Become a better writer

Susanne Pelger is moving comfortably between different kinds of texts. Excluding the scientific writing, she also runs the blog Naturvetarspråk (TN: Scientific language), writes books for children, and books about rhetoric.

“To become a better writer you have to understand what makes the good texts good. And to write in a lot of different genres.”

She also holds courses about writing for established scientists and often get positive feedback, for example that they get new insights about their own research when they are coached to write in a popular science manner.

Develop the language

Maria Norbäck is a Lecturer at the School of Business, Administration, and Law at the University of Gothenburg. She is one of the editors of the recently published anthology Skrivande om Skrivande (TN: Writers about Writing). In the anthology scientists discuss how the scientific language can progress. The initiative to the book grew from a frustration over tedious texts.

“Many times I have been reading dissertations and articles and thought that ‘this is in fact an interesting subject, would it not be possible to make it more fun?’,” she says.

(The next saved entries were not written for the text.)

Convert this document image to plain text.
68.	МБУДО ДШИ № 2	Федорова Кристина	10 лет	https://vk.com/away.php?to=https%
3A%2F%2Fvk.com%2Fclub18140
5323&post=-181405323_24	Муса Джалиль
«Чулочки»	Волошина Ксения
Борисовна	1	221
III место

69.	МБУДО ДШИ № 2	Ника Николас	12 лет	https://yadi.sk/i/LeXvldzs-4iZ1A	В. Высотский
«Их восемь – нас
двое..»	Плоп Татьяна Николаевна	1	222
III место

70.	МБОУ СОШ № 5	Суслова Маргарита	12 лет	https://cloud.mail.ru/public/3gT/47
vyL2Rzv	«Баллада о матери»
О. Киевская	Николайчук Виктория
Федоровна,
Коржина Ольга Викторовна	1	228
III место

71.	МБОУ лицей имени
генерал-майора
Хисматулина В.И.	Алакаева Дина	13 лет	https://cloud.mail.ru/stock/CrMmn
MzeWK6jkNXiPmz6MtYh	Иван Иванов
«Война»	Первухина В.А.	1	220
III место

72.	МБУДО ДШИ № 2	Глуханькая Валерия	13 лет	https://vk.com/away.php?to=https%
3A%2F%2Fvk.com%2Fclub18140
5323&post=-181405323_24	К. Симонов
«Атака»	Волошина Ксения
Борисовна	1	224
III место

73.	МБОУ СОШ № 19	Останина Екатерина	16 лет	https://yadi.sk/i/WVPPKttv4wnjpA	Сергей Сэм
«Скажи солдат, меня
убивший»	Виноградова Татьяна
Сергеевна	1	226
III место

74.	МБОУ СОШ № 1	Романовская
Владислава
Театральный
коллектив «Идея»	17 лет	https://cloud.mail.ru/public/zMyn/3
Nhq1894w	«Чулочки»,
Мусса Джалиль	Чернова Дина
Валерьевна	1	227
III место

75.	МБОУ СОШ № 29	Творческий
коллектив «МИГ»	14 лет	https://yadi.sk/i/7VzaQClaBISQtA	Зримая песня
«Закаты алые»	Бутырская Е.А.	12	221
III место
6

Maria Norbäck would like scientists to dare to be inspired by other genres like poetry, fiction, and general nonfiction texts. She gives examples of scientists whom, in their own fields, have experimented with their texts, and written a dissertation as a detective story or described a board meeting as a drama.

When she supervises students she requests them to write more freely. She means that the writing is a good method in itself to explore things and then will become a part of the research.

Writing for reflection

“The thoughts are not fully expressed in the mind and will flow out through the fingers, we write while we think. We do not know what we have accomplished until we have put it on paper. The writing can be used to think and reflect and develop critical thinking.

All three scientists think that is should be possible to make scientific text more interesting – without making them superficial or banal. On the one hand scientists could work to develop their own writing by themselves, on the other hand the universities and institutions funding the science could change their criteria for evaluation to make other things than publishing in scientific journals meriting.

“I think it contributes to an unbalanced publishing within the scientific community when it is a requirement to publish scientific articles. If it had been more meriting to write popular science and be active in the societal discussions, the development had been driven in that direction,” says Susanne Pelger.